Verdachte heeft verklaard dat hij vrijwel dagelijks in het pand aanwezig was, maar nooit iets heeft gemerkt van een in werking zijnde hennepkwekerij. Hij betwist dat hij had moeten weten dat een hoorbaar bromgeluid afkomstig was van de afzuiginstallatie van de hennepkwekerij. Ook betwist hij dat hij de hennepgeur had kunnen ruiken.
Verdachte heeft verder verklaard dat hij de bovenverdieping had onderverhuurd aan ene [naam 1] , die de ruimte zou gaan gebruiken om met behulp van computerapparatuur Crypto’s te ‘minen’. Het huurcontract dat door verdachte is overgelegd aan de politie bleek echter een andere naam te bevatten als zijnde de huurder, namelijk het bedrijf [B.V.] met als vertegenwoordiger ene [naam 2] . De bij het huurcontract gevoegde kopie van het identiteitsbewijs van die [naam 2] bleek echter vals of vervalst te zijn. Bovendien bleek het bedrijf [B.V.] zich niet bezig te houden met computers, maar met de import en export van bouwmaterialen.
Verdachte heeft verklaard dat hij slechts een telefoonnummer had van [naam 1] en hem verder niet meer heeft gezien.
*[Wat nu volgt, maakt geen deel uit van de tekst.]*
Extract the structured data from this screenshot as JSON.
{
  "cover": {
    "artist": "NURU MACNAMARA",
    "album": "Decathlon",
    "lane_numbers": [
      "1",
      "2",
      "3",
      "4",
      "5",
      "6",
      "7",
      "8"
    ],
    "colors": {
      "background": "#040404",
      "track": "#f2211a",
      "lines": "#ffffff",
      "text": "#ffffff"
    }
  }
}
In het pand kwamen na de ingangsdatum van de onderverhuur enkel ene “ [naam 3] ” (fonetisch) en [medeverdachte 1] . Verdachte heeft bij de politie en ter zitting wisselend verklaard over hoe vaak deze personen aanwezig waren.
Bij de politie heeft verdachte verder verklaard dat een bedrag van € 1.650,- per maand overeengekomen was voor de huur. “ [naam 3] ” kwam het geld maandelijks brengen, zo verklaart verdachte bij de politie. Ter zitting komt verdachte voor het eerst met de verklaring dat
€ 10.000,- contant vooruitbetaald was. Hierin was de borg en ongeveer 6 maanden huur verdisconteerd. Nadien zou niets meer zijn betaald waarna hij de huur in oktober 2019 heeft opgezegd via een briefje dat hij ergens in zijn bedrijf heeft neergelegd. Verdachte kan echter niet aangeven hoe groot de huurachterstand was. Van de betalingen zou hij een kwitantie hebben, maar dit niet aan de politie hebben laten zien, omdat hier niet naar gevraagd was. Het geld zou verdachte afgestort hebben en ook hier zou hij bewijs van hebben. Omdat de politie ook hier niet naar gevraagd heeft, is het rekeningafschrift niet door verdachte getoond. Ter terechtzitting heeft hij deze bescheiden ook niet overgelegd. Voorts stelt de rechtbank vast dat het genoemde bedrag van € 1.650,- niet overeenkomt met het in het huurcontract genoemde bedrag.
Hoe moeten de verklaringen van verdachte gewogen worden?
De rechtbank vindt het niet geloofwaardig dat verdachte, in een periode van een jaar waarin hij naar eigen zeggen vrijwel dagelijks in het pand aanwezig was, nooit iets gemerkt heeft van drugsgerelateerde activiteiten op de bovenverdieping van het pand. Een hennepkwekerij moet opgebouwd worden met de nodige materialen. Er dient onderhoud plaats te vinden, de planten moeten worden verzorgd en is er ook nog de fase waarin er geoogst wordt. Dit alles moet ook in dit geval gepaard zijn gegaan met de nodige bewegingen van personen, spullen en stekken of geoogste toppen. Daarnaast was in de omgeving van het pand een sterke hennepgeur en het geluid van een afzuiging waar te nemen.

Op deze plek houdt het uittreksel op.